Als leerling van Karl Rahner richtte Metz het theologische denken op de wereld en de geschiedenis. Onder invloed van zijn eigen oorlogservaringen en gemotiveerd door de studentenbeweging van de jaren zestig en de maatschappijkritische theorie van de Frankfurter Schule ontwikkelde Metz zijn denken als ‘Christelijke theologie na Auschwitz’. De hoekstenen daarvan zijn de nadruk op de Bijbelse gevoeligheid voor het lijden (“autoriteit van het lijden”), op de daaruit voortvloeiende wending naar de slachtoffers en onderdrukten, en op de grote betekenis van de nagedachtenis. 

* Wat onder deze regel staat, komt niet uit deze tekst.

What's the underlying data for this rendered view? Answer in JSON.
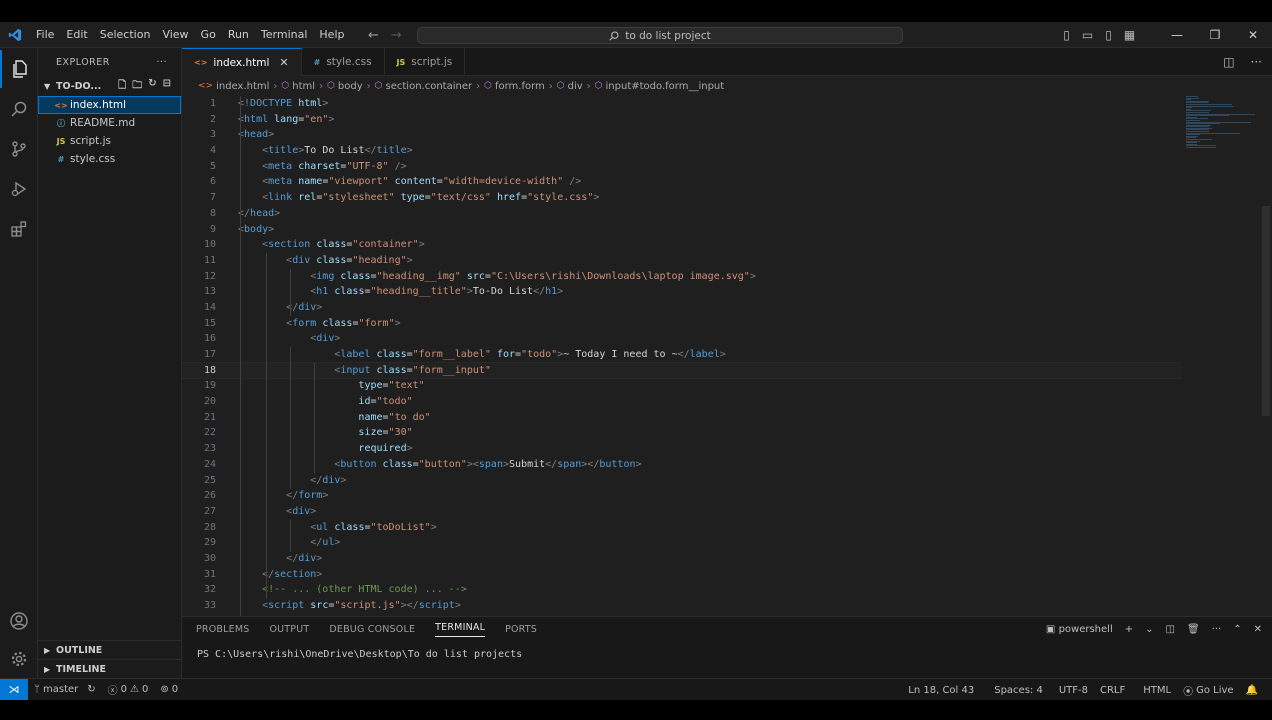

Metz zag de erkenning van de politieke waarden van de westerse democratieën door Vaticanum II als een belangrijke stap. Tegelijk vreesde hij een te grote aanpassing van de Kerk aan de burgerlijke ervaringswereld, waarin godsdienst wordt gereduceerd tot innerlijkheid en individuele beleving. Ook zag hij in de erkenning van de westerse democratieën tekortkomingen: de kerk richt zich met de erkenning te veel op de westerse wereld en de erkenning van alleen de politieke rechten van burgers maakt bovendien blind voor het sociale onrecht dat nog steeds bestaat. In die zin was het werk van Metz een inspiratiebron voor de Latijns-Amerikaanse bevrijdingstheologie.